I’m not just an Airman, I’m a spouse, and I can be both

by Senior Airman Sarah Hall-Kirchner
Scott AFB, Ill.

Sometimes, all of my identities get hard to handle. No, I’m not a superhero with an alter-ego, but I do wear quite a few different hats. I am an active duty Airman, I am a mom, I am a daughter, I am a sister, and I also happen to be the spouse of an active duty service member.

Dedication and loyalty are important to me, and I throw myself completely into my service, my job, my husband, my kids and my family.

For a long time, I’ve felt like I don’t really belong anywhere in the world. I, wrongly, felt I didn’t belong with spouses because I am an active duty member. I also felt that I didn’t belong at work because I have children. My world was lonely, not feeling like I clicked into any pre-formed group.

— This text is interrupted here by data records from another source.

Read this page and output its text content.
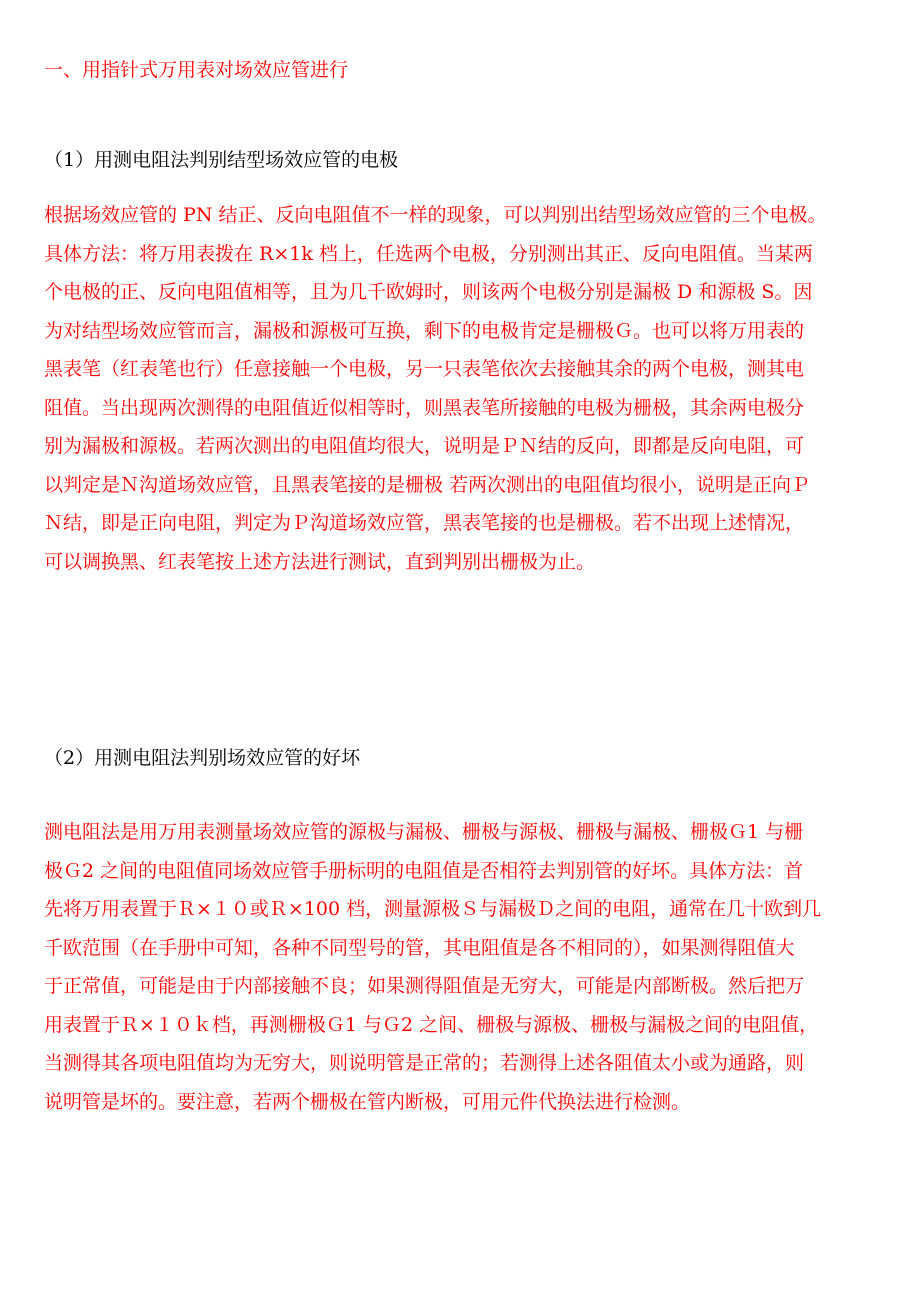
一、用指针式万用表对场效应管进行
（1）用测电阻法判别结型场效应管的电极
根据场效应管的 PN 结正、反向电阻值不一样的现象，可以判别出结型场效应管的三个电极。
具体方法：将万用表拨在 R×1k 档上，任选两个电极，分别测出其正、反向电阻值。当某两
个电极的正、反向电阻值相等，且为几千欧姆时，则该两个电极分别是漏极 D 和源极 S。因
为对结型场效应管而言，漏极和源极可互换，剩下的电极肯定是栅极Ｇ。也可以将万用表的
黑表笔（红表笔也行）任意接触一个电极，另一只表笔依次去接触其余的两个电极，测其电
阻值。当出现两次测得的电阻值近似相等时，则黑表笔所接触的电极为栅极，其余两电极分
别为漏极和源极。若两次测出的电阻值均很大，说明是ＰＮ结的反向，即都是反向电阻，可
以判定是Ｎ沟道场效应管，且黑表笔接的是栅极 若两次测出的电阻值均很小，说明是正向Ｐ
Ｎ结，即是正向电阻，判定为Ｐ沟道场效应管，黑表笔接的也是栅极。若不出现上述情况，
可以调换黑、红表笔按上述方法进行测试，直到判别出栅极为止。
（2）用测电阻法判别场效应管的好坏
测电阻法是用万用表测量场效应管的源极与漏极、栅极与源极、栅极与漏极、栅极Ｇ1 与栅
极Ｇ2 之间的电阻值同场效应管手册标明的电阻值是否相符去判别管的好坏。具体方法：首
先将万用表置于Ｒ×１０或Ｒ×100 档，测量源极Ｓ与漏极Ｄ之间的电阻，通常在几十欧到几
千欧范围（在手册中可知，各种不同型号的管，其电阻值是各不相同的），如果测得阻值大
于正常值，可能是由于内部接触不良；如果测得阻值是无穷大，可能是内部断极。然后把万
用表置于Ｒ×１０ｋ档，再测栅极Ｇ1 与Ｇ2 之间、栅极与源极、栅极与漏极之间的电阻值，
当测得其各项电阻值均为无穷大，则说明管是正常的；若测得上述各阻值太小或为通路，则
说明管是坏的。要注意，若两个栅极在管内断极，可用元件代换法进行检测。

However, I never knew how I could fit in until I started talking with some spouses from my squadron’s spouses group—what friends I was missing out on. Little did I know, these spouses are the most accepting people I have encountered in my short time in the Air Force.

While talking to one of the leaders of the group, I realized, they don’t care what I do, I’m still a spouse and a part of the group. I suddenly felt like I did belong in this demographic, and I could get support in willing listeners and those understanding my struggles of being a military spouse.

They understand the long hours away from family, and my desire to spend all of the quality time possible with my family when I have it. We had the same passions: our families. They understand that sometimes it is hard to be a mom and leave your kids at daycare every morning to go to work. In the same way, they reassured me that the person caring for my children, also a military spouse, loves them like they are her own.

These amazing individuals don’t even act like I’m any different, they just see me as another military spouse, and that is comforting in a way I did not know I needed. I have found support for the part of me that had been neglected for quite a while. I’m not just an Airman, I’m a spouse, and I can be both (along with all those other identities I have to juggle every day).

Now that I have loyalty and dedication in the form of fellow spouses, I’ve realized that I can fit in at work, too. The Airmen that I work with don’t have to have spouses or children for me to fit in with them as an Airman, journalist or photographer. I can exist in two different realms without them being mutually exclusive.